Image by Jade Wilson

The start of 2020 found The Mountain Goats, in the wake of John Darnielle hitting a notably prolific and fertile patch of songwriting, gathering to record two separate albums in succession. The first of these, last autumn’s Getting Into Knives, marked a welcome change of direction after a series of increasingly over-thought concept albums, capturing the warm live sound of their current line-up (assisted by session greats like Chris Boerner, Bram Gielsen and Charles Hodges) powering through some of Darnielle’s most direct work in a decade.

Decamping to Alabama to record the quickfire follow-up, the already ruminative and elegiac tone of the material was fuelled by the rapid acceleration of external events. Which means a little over a year later, we have Dark In Here – a subtle, often subdued album whose gentle, inviting arrangements find themselves juxtaposed against lyrics concerned with unrecognised lost and frustrated survival.
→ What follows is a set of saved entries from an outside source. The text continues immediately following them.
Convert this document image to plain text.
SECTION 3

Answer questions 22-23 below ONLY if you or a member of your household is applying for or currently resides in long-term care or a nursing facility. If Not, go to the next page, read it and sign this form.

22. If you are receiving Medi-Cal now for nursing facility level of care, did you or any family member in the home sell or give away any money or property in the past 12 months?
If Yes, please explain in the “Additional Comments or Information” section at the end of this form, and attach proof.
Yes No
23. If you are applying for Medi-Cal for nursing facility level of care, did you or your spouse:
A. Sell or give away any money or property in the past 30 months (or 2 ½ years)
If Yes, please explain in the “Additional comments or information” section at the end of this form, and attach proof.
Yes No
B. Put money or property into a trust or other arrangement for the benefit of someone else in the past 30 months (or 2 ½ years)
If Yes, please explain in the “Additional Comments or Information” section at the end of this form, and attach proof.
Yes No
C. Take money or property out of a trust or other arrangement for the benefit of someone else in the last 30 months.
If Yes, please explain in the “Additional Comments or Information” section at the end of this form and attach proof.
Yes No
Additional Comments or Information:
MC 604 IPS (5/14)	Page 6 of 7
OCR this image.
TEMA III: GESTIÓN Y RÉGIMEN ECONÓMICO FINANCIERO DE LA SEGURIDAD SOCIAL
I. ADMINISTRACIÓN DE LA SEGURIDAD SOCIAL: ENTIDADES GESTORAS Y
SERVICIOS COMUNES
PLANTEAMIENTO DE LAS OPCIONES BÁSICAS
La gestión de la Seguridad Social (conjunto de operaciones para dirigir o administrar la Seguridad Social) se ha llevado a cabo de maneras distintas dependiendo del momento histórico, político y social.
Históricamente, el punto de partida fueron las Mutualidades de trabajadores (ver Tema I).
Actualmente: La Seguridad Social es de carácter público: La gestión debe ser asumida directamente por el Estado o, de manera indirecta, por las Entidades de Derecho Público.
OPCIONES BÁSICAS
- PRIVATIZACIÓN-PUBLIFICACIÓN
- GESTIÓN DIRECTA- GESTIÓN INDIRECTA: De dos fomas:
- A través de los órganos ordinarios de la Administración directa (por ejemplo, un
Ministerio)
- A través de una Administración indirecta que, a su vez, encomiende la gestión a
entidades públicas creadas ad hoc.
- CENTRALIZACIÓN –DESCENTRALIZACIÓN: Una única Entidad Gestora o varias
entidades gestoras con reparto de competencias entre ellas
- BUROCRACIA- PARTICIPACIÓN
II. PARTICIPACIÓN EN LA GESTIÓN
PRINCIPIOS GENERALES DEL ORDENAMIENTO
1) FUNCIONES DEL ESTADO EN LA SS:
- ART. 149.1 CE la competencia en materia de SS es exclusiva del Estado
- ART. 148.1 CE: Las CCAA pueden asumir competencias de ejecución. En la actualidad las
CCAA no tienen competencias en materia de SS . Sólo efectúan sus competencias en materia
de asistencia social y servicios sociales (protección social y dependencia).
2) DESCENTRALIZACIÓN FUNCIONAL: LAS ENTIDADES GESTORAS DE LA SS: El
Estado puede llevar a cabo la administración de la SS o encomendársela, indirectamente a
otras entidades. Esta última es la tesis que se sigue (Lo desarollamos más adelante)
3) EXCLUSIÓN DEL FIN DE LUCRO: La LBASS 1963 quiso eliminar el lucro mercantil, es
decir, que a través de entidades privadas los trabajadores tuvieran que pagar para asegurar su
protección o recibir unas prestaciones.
As much as listeners familiar with their work can probably already make a fair assessment of how anticipated or otherwise new Mountain Goats material is in 2021 – and for those unfamiliar, your gut reaction to a song title like Arguing With The Ghost Of Peter Laughner About His Coney Island Baby Review is probably a good signpost – Dark In Here’s continued absorption of a slow soul pulse into their established sound cannily keeps self-parody at the door.
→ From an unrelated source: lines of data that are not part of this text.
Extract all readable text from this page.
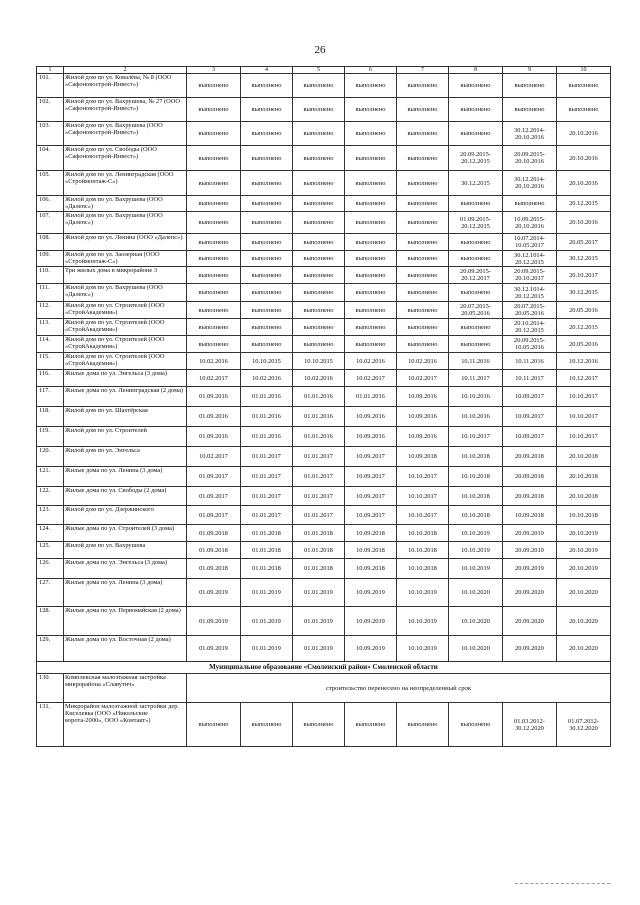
26
1	2	3	4	5	6	7	8	9	10
101.	Жилой дом по ул. Ковалёва, № 8 (ООО «Сафоновострой-Инвест»)	выполнено	выполнено	выполнено	выполнено	выполнено	выполнено	выполнено	выполнено
102.	Жилой дом по ул. Вахрушева, № 27 (ООО «Сафоновострой-Инвест»)	выполнено	выполнено	выполнено	выполнено	выполнено	выполнено	выполнено	выполнено
103.	Жилой дом по ул. Вахрушева (ООО «Сафоновострой-Инвест»)	выполнено	выполнено	выполнено	выполнено	выполнено	выполнено	30.12.2014-20.10.2016	20.10.2016
104.	Жилой дом по ул. Свободы (ООО «Сафоновострой-Инвест»)	выполнено	выполнено	выполнено	выполнено	выполнено	20.09.2015-20.12.2015	20.09.2015-20.10.2016	20.10.2016
105.	Жилой дом по ул. Ленинградская (ООО «Строймонтаж-С»)	выполнено	выполнено	выполнено	выполнено	выполнено	30.12.2015	30.12.2014-20.10.2016	20.10.2016
106.	Жилой дом по ул. Вахрушева (ООО «Далепс»)	выполнено	выполнено	выполнено	выполнено	выполнено	выполнено	выполнено	20.12.2015
107.	Жилой дом по ул. Вахрушева (ООО «Далепс»)	выполнено	выполнено	выполнено	выполнено	выполнено	01.09.2015-20.12.2015	10.09.2015-20.10.2016	20.10.2016
108.	Жилой дом по ул. Ленина (ООО «Далепс»)	выполнено	выполнено	выполнено	выполнено	выполнено	выполнено	10.07.2014-10.05.2017	20.05.2017
109.	Жилой дом по ул. Заозерная (ООО «Строймонтаж-С»)	выполнено	выполнено	выполнено	выполнено	выполнено	выполнено	30.12.1014-20.12.2015	30.12.2015
110.	Три жилых дома в микрорайоне 3	выполнено	выполнено	выполнено	выполнено	выполнено	20.09.2015-20.12.2017	20.09.2015-20.10.2017	20.10.2017
111.	Жилой дом по ул. Вахрушева (ООО «Далепс»)	выполнено	выполнено	выполнено	выполнено	выполнено	выполнено	30.12.1014-20.12.2015	30.12.2015
112.	Жилой дом по ул. Строителей (ООО «СтройАкадемия»)	выполнено	выполнено	выполнено	выполнено	выполнено	20.07.2015-20.05.2016	20.07.2015-20.05.2016	20.05.2016
113.	Жилой дом по ул. Строителей (ООО «СтройАкадемия»)	выполнено	выполнено	выполнено	выполнено	выполнено	выполнено	20.10.2014-20.12.2015	20.12.2015
114.	Жилой дом по ул. Строителей (ООО «СтройАкадемия»)	выполнено	выполнено	выполнено	выполнено	выполнено	выполнено	20.09.2015-10.05.2016	20.05.2016
115.	Жилой дом по ул. Строителей (ООО «СтройАкадемия»)	10.02.2016	10.10.2015	10.10.2015	10.02.2016	10.02.2016	10.11.2016	10.11.2016	10.12.2016
116.	Жилые дома по ул. Энгельса (3 дома)	10.02.2017	10.02.2016	10.02.2016	10.02.2017	10.02.2017	10.11.2017	10.11.2017	10.12.2017
117.	Жилые дома по ул. Ленинградская (2 дома)	01.09.2016	01.01.2016	01.01.2016	01.01.2016	10.09.2016	10.10.2016	10.09.2017	10.10.2017
118.	Жилой дом по ул. Шахтёрская	01.09.2016	01.01.2016	01.01.2016	10.09.2016	10.09.2016	10.10.2016	10.09.2017	10.10.2017
119.	Жилой дом по ул. Строителей	01.09.2016	01.01.2016	01.01.2016	10.09.2016	10.09.2016	10.10.2017	10.09.2017	10.10.2017
120.	Жилой дом по ул. Энгельса	10.02.2017	01.01.2017	01.01.2017	10.09.2017	10.09.2018	10.10.2018	20.09.2018	20.10.2018
121.	Жилые дома по ул. Ленина (3 дома)	01.09.2017	01.01.2017	01.01.2017	10.09.2017	10.10.2017	10.10.2018	20.09.2018	20.10.2018
122.	Жилые дома по ул. Свободы (2 дома)	01.09.2017	01.01.2017	01.01.2017	10.09.2017	10.10.2017	10.10.2018	20.09.2018	20.10.2018
123.	Жилой дом по ул. Дзержинского	01.09.2017	01.01.2017	01.01.2017	10.09.2017	10.10.2017	10.10.2018	10.09.2018	10.10.2018
124.	Жилые дома по ул. Строителей (3 дома)	01.09.2018	01.01.2018	01.01.2018	10.09.2018	10.10.2018	10.10.2019	20.09.2019	20.10.2019
125.	Жилой дом по ул. Вахрушева	01.09.2018	01.01.2018	01.01.2018	10.09.2018	10.10.2018	10.10.2019	20.09.2019	20.10.2019
126.	Жилые дома по ул. Энгельса (3 дома)	01.09.2018	01.01.2018	01.01.2018	10.09.2018	10.10.2018	10.10.2019	20.09.2019	20.10.2019
127.	Жилые дома по ул. Ленина (3 дома)	01.09.2019	01.01.2019	01.01.2019	10.09.2019	10.10.2019	10.10.2020	20.09.2020	20.10.2020
128.	Жилые дома по ул. Первомайская (2 дома)	01.09.2019	01.01.2019	01.01.2019	10.09.2019	10.10.2019	10.10.2020	20.09.2020	20.10.2020
129.	Жилые дома по ул. Восточная (2 дома)	01.09.2019	01.01.2019	01.01.2019	10.09.2019	10.10.2019	10.10.2020	20.09.2020	20.10.2020
Муниципальное образование «Смоленский район» Смоленской области									
130.	Комплексная малоэтажная застройка микрорайона «Славутич»	строительство перенесено на неопределенный срок							
131.	Микрорайон малоэтажной застройки дер. Киселевка (ООО «Никольские ворота-2000», ООО «Контакт»)	выполнено	выполнено	выполнено	выполнено	выполнено	выполнено	01.03.2012-30.12.2020	01.07.2012-30.12.2020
Darnielle’s gift for stepping into the feet of troubled and troubling narrators remains in full flow, as on the lurching, anxious Lizard Suit or the mad scientist spiel of The New Hydra Collection, but Dark In Here also stands as an exhibition of how intuitive and surprisingly adaptable a band The Mountain Goats have become as players: in conjunction with Spooner Oldham guesting on Hammond organ and electric piano, The Slow Parts On Death Metal Albums is a gorgeous, semi-autobiographical hymn to isolation and the search for belonging not entirely dissimilar to late era Leonard Cohen.